The National Park Service will pursue a less vigorous deer hunt this year at Gettysburg National Military Park and Eisenhower National Historic Site than in previous years, thanks to what it says is the success of the program.
Last year's deer survey showed that the Park Service achieved its goal of reducing the herd's density to 25 deer per square mile, said park spokeswoman Katie Lawhon.
Lawhon said the Park Service, biologists, and the state concluded in 1995 - when the deer survey estimated that the park had 333 deer per square mile - that the park's landscape could support 25 deer per square mile.
But the deer have no natural predators on or near park land, and their numbers would grow without management, Lawhon said.
She said the Park Service aims to shoot 115 deer between October and March, down from 200 in 2004, when the park had 31 deer per square mile.
Those goals decreased with the deer's density. The park estimated 26 deer per square mile in 2005, Lawhon said.
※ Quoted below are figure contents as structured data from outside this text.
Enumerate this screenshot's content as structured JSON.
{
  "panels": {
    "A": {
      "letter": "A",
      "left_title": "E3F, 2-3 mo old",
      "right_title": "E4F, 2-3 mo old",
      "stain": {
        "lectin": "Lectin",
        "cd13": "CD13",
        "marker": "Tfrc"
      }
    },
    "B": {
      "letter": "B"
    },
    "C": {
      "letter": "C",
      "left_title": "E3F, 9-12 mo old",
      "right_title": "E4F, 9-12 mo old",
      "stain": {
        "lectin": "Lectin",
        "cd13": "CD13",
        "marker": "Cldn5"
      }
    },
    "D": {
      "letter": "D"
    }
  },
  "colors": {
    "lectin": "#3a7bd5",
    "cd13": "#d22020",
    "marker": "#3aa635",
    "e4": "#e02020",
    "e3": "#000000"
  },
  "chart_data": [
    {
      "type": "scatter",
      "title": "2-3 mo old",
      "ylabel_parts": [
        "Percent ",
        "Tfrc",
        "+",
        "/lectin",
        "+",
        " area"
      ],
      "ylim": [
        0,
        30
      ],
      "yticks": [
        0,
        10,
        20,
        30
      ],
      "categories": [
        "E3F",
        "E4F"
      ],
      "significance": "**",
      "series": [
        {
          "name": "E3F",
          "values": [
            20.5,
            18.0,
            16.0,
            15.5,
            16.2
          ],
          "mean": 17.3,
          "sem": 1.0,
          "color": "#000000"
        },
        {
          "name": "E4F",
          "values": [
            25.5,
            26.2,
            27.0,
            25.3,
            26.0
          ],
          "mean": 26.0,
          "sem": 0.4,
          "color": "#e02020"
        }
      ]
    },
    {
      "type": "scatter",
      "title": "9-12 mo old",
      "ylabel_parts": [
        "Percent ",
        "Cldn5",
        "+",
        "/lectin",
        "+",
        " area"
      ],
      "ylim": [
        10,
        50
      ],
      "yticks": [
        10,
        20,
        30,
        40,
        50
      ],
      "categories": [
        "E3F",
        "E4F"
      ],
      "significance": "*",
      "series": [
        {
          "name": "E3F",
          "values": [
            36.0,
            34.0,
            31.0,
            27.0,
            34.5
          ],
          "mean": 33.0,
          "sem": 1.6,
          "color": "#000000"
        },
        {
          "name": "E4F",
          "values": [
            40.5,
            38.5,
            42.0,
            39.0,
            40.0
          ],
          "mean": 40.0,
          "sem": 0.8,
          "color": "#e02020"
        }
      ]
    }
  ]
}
Lawhon estimated that this year's program would cost about $5,948, excluding man hours, which is what it cost last year.
Lawhon said thinning the herd benefits the park.
"The intense browsing by deer was threatening the future of the wood lots because there were very few younger trees that managed to live or thrive," Lawhon said.
Lawhon said the deer also threatened the Park Service's agricultural program, where local farmers maintain farm fields that are part of the park.
"We found that there was so much damage to the crops that it was becoming less and less worthwhile for the farmer to lease the field," Lawhon said.
Lawhon said without local farmers cultivating the fields, the park would lose its 1863 agricultural appearance and make it harder for visitors to understand the landscape.
The Park Service also had a high number of car accidents involving deer when the animals roamed the park in large numbers, Lawhon said.
Lawhon said park employees shoot only antlerless deer to leave those with antlers for hunters on nearby land.
She stressed that this is not a public hunting opportunity. Only qualified federal employees are allowed to shoot deer on national park land in the herd-reducing effort.
The Park Service pays to have the deer butchered, and donates the meat to the Central Pennsylvania Food Bank in Harrisburg, Lawhon said.